Disintegration of the KITENIN/ErbB4 Functional Complex by the Flavonoid Hispidulin Suppresses Colorectal Cancer Progression

KITENIN (KAI1 C-terminal interacting tetraspanin, VANGL1) has oncogenic functions and plays a role in the progression of colorectal cancer by interacting with many proteins, including ErbB4, DVL2, RACK1, and KSRP. The receptor tyrosine kinase ErbB4 forms a complex with KITENIN to activate the downstream AP-1 signaling axis. Therefore, disrupting this oncogenic complex is a promising therapeutic strategy.

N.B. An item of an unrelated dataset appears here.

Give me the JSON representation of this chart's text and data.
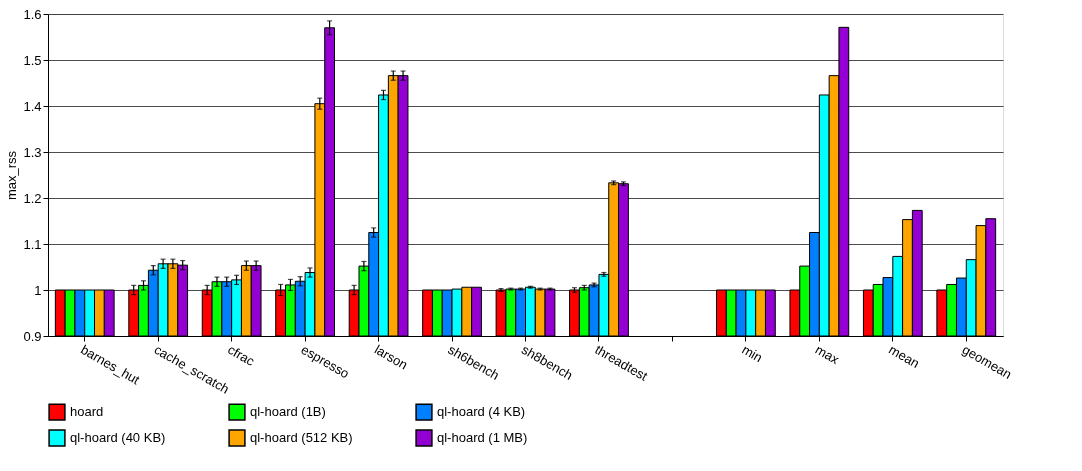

In this study, the potential therapeutic effects of the flavonoid hispidulin on the KITENIN/ErbB4 oncogenic complex and its signaling are examined. The effects of hispidulin on the KITENIN/ErbB4 oncogenic complex and colorectal cancer progression are evaluated by in vitro and in silico studies, including the investigation of oncometabolite levels. The results show that hispidulin binds to ErbB4 and blocks the interaction between KITENIN and ErbB4, thereby reducing KITENIN-mediated cell motility, AP-1 signaling, transcriptional regulator expression, aerobic glycolysis, and levels of metabolites associated with energy metabolism in colorectal cancer. In addition, hispidulin causes the lysosomal degradation of ErbB4 and KITENIN. Hispidulin has a promising therapeutic effect on signaling mediated by the KITENIN/ErbB4 oncogenic complex.